Automating PDF Splitting with Python: A Step-by-Step Guide

Published in

Version 1

4 min readJul 25, 2024

Every day is a learning day! As a relative newcomer to the world of development, I am constantly discovering the simple yet powerful uses of Python to make tasks easier — and all without the need for expensive subscriptions.

Today, I faced a familiar task: creating certificates for our Version 1 Early Careers Team. Previously, I shared a step-by-step guide on bulk adding names to certificates using Mail Merge in Word and PowerPoint. You can read it here. Having had a period of time since the last certificates, I used the article to refresh my memory. Super useful!

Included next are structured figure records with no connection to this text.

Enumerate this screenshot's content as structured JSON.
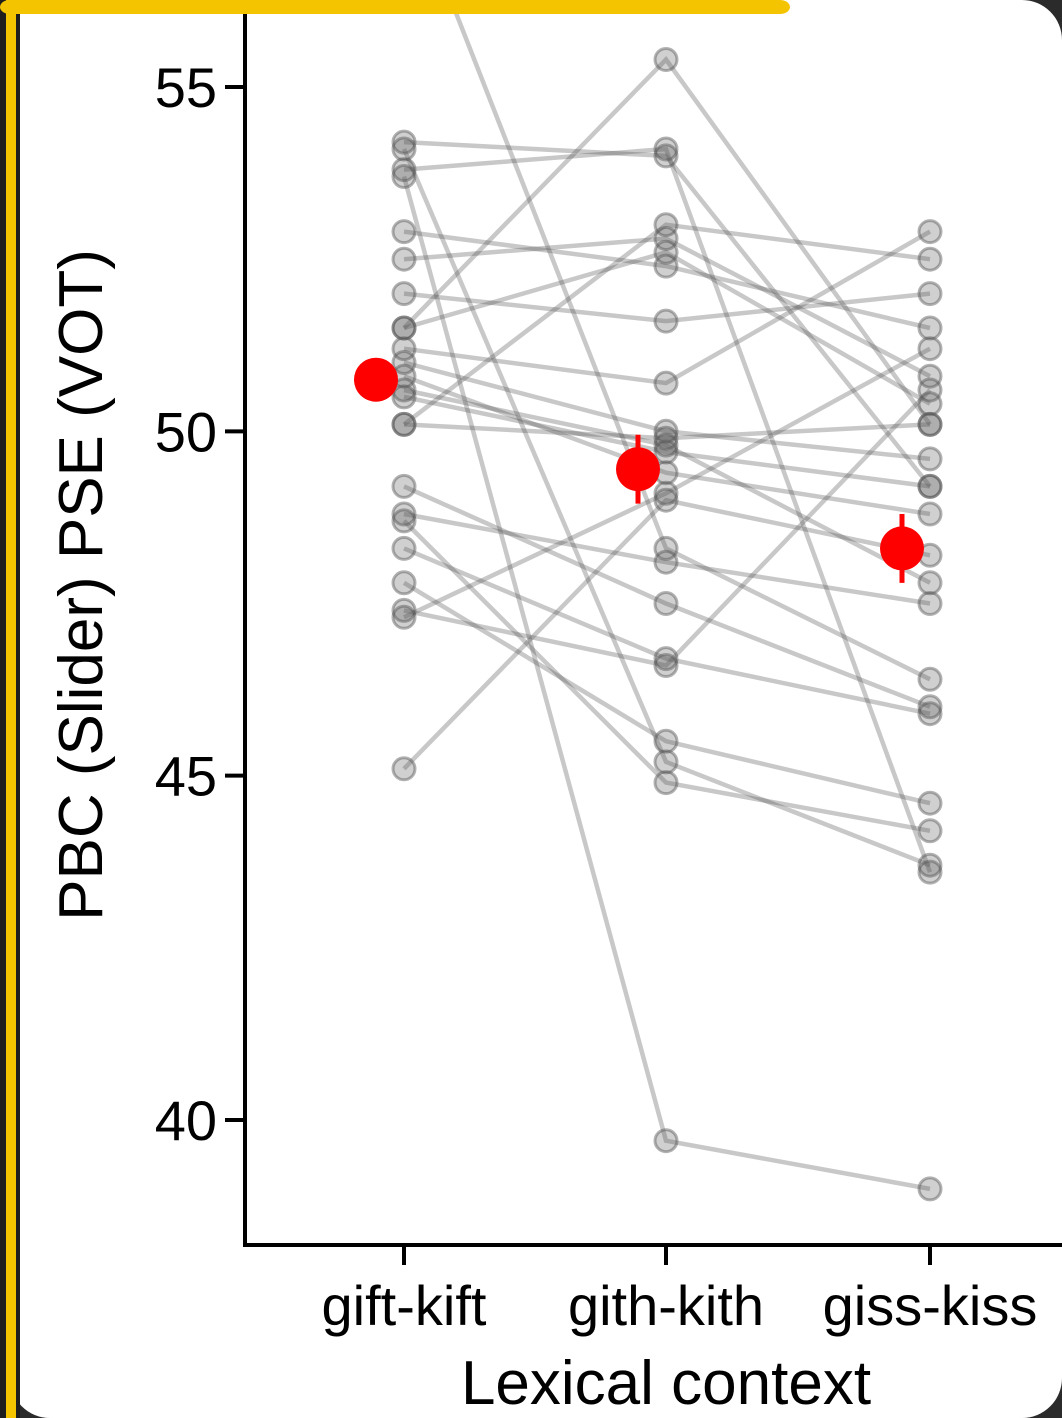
{
  "chart_data": {
    "type": "scatter",
    "title": "",
    "xlabel": "Lexical context",
    "ylabel": "PBC (Slider) PSE (VOT)",
    "categories": [
      "gift-kift",
      "gith-kith",
      "giss-kiss"
    ],
    "ylim": [
      38.2,
      56.2
    ],
    "yticks": [
      40,
      45,
      50,
      55
    ],
    "grid": false,
    "legend": "none",
    "colors": {
      "individual": "#555555",
      "mean": "#ff0000",
      "frame": "#f5c400"
    },
    "individual_lines": [
      [
        58.0,
        48.3,
        46.4
      ],
      [
        54.2,
        54.0,
        49.2
      ],
      [
        53.8,
        54.1,
        43.6
      ],
      [
        52.9,
        52.4,
        51.5
      ],
      [
        52.5,
        52.8,
        50.8
      ],
      [
        52.0,
        51.6,
        52.0
      ],
      [
        51.5,
        52.6,
        50.4
      ],
      [
        51.2,
        50.7,
        52.9
      ],
      [
        51.0,
        50.0,
        49.6
      ],
      [
        50.8,
        49.4,
        48.8
      ],
      [
        50.6,
        49.8,
        47.8
      ],
      [
        50.5,
        49.7,
        49.2
      ],
      [
        50.1,
        49.9,
        50.1
      ],
      [
        50.1,
        53.0,
        52.5
      ],
      [
        49.2,
        47.5,
        46.0
      ],
      [
        48.8,
        48.1,
        47.5
      ],
      [
        48.7,
        44.9,
        44.2
      ],
      [
        48.3,
        46.7,
        45.9
      ],
      [
        47.8,
        45.5,
        44.6
      ],
      [
        47.4,
        46.6,
        50.6
      ],
      [
        47.3,
        49.1,
        51.2
      ],
      [
        45.1,
        49.0,
        48.2
      ],
      [
        54.1,
        45.2,
        43.7
      ],
      [
        53.7,
        39.7,
        39.0
      ],
      [
        51.5,
        55.4,
        50.1
      ]
    ],
    "means": [
      {
        "category": "gift-kift",
        "value": 50.75,
        "error": 0.2
      },
      {
        "category": "gith-kith",
        "value": 49.45,
        "error": 0.5
      },
      {
        "category": "giss-kiss",
        "value": 48.3,
        "error": 0.5
      }
    ]
  }
}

This time, I created a CSV file of names, imported them into Word using Mail Merge, and seamlessly integrated with PowerPoint. The certificate design was crafted in Canva and then imported into PowerPoint. After exporting the PowerPoint as a PDF, I needed to split the PDF into individual documents for each certificate.

With my free trial period for PDF splitting software expired, I looked for alternative methods. That’s when I discovered you can write a Python script to automate the process. Mind blown — and it turned out to be incredibly easy! As someone who forgets things quickly, I decided to document the process for future reference. Hopefully, this solution will also help others or inspire further exploration.

Why Python for PDF Manipulation?

Python is a versatile language with a rich ecosystem of libraries. For PDF manipulation, the PyPDF2 library is a powerful tool that makes it easy to read, split, and write PDF files. Start by setting up your environment.

Installing Python and Required Libraries

First, ensure you have Python installed. You can download it from python.org. Next, install the PyPDF2 library. Open your terminal or command prompt and run:

pip install PyPDF2

Understanding the Problem

The Use Case

Imagine you have a single PDF file containing multiple certificates, each on a separate page. Manually splitting this PDF into individual files can be time-consuming. Automating this process with Python not only saves time but also reduces the risk of errors.

Step-by-Step Solution

Setting Up the Project

Create a new folder (directory) for your project.

Open the folder in VS Code or your preferred IDE.

Create a Python file (e.g., split_pdf.py) and place your multi-page PDF file (e.g., Certificates.pdf) in the same directory.

from PyPDF2 import PdfReader, PdfWriter
import os

# Split the PDF
def split_pdf(input_pdf_path, output_folder_path):
    # Open the input PDF file
    with open(input_pdf_path, "rb") as input_pdf_file:
        input_pdf = PdfReader(input_pdf_file)
        
        # Get the total number of pages
        total_pages = len(input_pdf.pages)

        # Ensure the output folder exists
        os.makedirs(output_folder_path, exist_ok=True)

        # Iterate through each page and create a new PDF for each
        for page_number in range(total_pages):
            output_pdf = PdfWriter()
            output_pdf.add_page(input_pdf.pages[page_number])

            # Save each page as a separate PDF file
            output_pdf_path = os.path.join(output_folder_path, f"certificate_page_{page_number + 1}.pdf")
            with open(output_pdf_path, "wb") as output_pdf_file:
                output_pdf.write(output_pdf_file)

        print(f"Successfully split {total_pages} pages into separate PDFs in '{output_folder_path}'")

# Reading the PDF
input_pdf_path = "Certificates.pdf" # Since the PDF is in the same folder 
# Otherwise insert the file path
output_folder_path = "."  # Current folder (split_PDF) for output
split_pdf(input_pdf_path, output_folder_path)

Explanation of Key Points

"rb" mode: This tells Python to open the file in read binary mode. This is crucial for non-text files like PDFs, images, and other binary data formats, ensuring that the file is read byte-for-byte without any alterations.
"wb" mode: This stands for write binary. It means you are opening the file for writing in binary mode. This is necessary when working with binary files, such as PDF files, to ensure that the data is written correctly without any encoding/decoding errors that can occur with text mode.

Running Locally

To run the script, open your terminal and navigate to the project directory. Run the script using the following command:

python split_pdf.py

Expected Output

After running the script, you should find individual PDF files for each page of the original document in the output folder. Each file will be named certificate_page_1.pdf, certificate_page_2.pdf, and so on.

Conclusion

In this article, we looked at how to automate the process of splitting a PDF into individual files using Python. We set up the environment, wrote the script, and ran it to achieve our goal. I hope this guide helps you save time and effort in handling PDF files. Happy coding!